Ты знаешь, я давно не сплю.
Мне просто не о чем говорить.
И я понимаю, что вот это утреннее молчание - все, что у меня есть, чтобы цепляться за этот день.
Как только я напишу - он рухнет.
Начнутся новые проблемы, новая боль, новые пустые слова и обещания, новые обиды.
Ночью не так. Ночью, наедине с темнотой и одиночеством, упиваешься дневными проблемами. Пересматриваешь их заново, вытаскиваешь из себя все, что было. Прокручиваешь, перевариваешь.
К утру становится легче. Даже становится возможно поспать.
И вот это вот время - перед рассветом и пару часов после - самое лучшее, самое безопасное. Старые обиды ты уже переварил, а новые ещё не наступили.
И я в последние дни растягиваю это время как могу.
А потом ты пишешь сам. Или я вынуждена тебе написать, чтобы соблюсти приличия...
И мой ад выливается на меня как из перевёрнутого чугунного котла.
Или как-будто я иду по тонкому мосту в скалах. Ступаю еле слышно, не дыша. И тут появляешься ты и моя тонкая хрупкая тропинка начинает рушится под моими ногами. И меня заваливает.
И я все время говорю тебе - не пиши мне.
Пожалуйста, не пиши мне больше.
Да, мне будет больно. Потому что привыкаешь. Привыкаешь к собственной цепи и собственной боли...
Это, знаешь, когда я в детстве ездила в пионерский лагерь, у нас был забор из заостренных бревен с одной стороны. Он символизировал 33 богатырей с заостренными шлемами. Мальчишки лазали по этому забору и один из них упал, напоровшись животом на заостренный шлем богатыря. Местная медсестра приказала не трогать мальчика до приезда скорой помощи. Сколько прошло времени? Не знаю. Минут 10-15. За это время он привык к ощущениям. Они стали для него терпимыми.

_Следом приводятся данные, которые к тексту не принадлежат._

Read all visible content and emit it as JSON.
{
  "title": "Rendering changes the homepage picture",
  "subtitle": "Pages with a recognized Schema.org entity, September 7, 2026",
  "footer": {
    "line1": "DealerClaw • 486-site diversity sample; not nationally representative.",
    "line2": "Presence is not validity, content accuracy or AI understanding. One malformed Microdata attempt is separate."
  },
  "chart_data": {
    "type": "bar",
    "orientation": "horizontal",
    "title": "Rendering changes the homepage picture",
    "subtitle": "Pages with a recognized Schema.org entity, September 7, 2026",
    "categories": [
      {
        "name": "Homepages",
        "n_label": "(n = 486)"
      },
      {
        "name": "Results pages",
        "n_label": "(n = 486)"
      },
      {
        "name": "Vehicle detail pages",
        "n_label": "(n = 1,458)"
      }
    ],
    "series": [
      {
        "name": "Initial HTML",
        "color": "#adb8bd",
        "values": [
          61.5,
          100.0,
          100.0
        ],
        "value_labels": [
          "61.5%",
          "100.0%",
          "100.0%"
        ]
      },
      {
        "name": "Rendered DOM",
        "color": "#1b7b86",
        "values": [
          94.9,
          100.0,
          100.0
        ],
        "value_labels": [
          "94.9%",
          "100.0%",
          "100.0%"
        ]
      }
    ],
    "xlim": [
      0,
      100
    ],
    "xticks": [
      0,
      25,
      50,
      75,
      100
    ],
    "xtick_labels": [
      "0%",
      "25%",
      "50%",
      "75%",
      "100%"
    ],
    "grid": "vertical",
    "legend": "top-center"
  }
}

А потом приехала скорая и его стали снимать с этого шлема. Он кричал на весь лагерь. Нас не пускали на это смотреть, но было все очень хорошо слышно. Как он кричал - не трогайте меня, не снимайте.
То есть, свобода - это всегда сначала боль. Более сильная, чем та, с которой ты уже успел сродниться.
Свобода - это шанс на выздоровление. И новую долгую счастливую жизнь.
А если бы этого мальчика пожалели и не стали снимать с забора, он бы там так и умер.
Понимаешь? Я тоже могу умереть. Если не освобожусь.
Мне будет больно... Может быть, я буду даже кричать.
Но ты не мог бы мне больше не писать?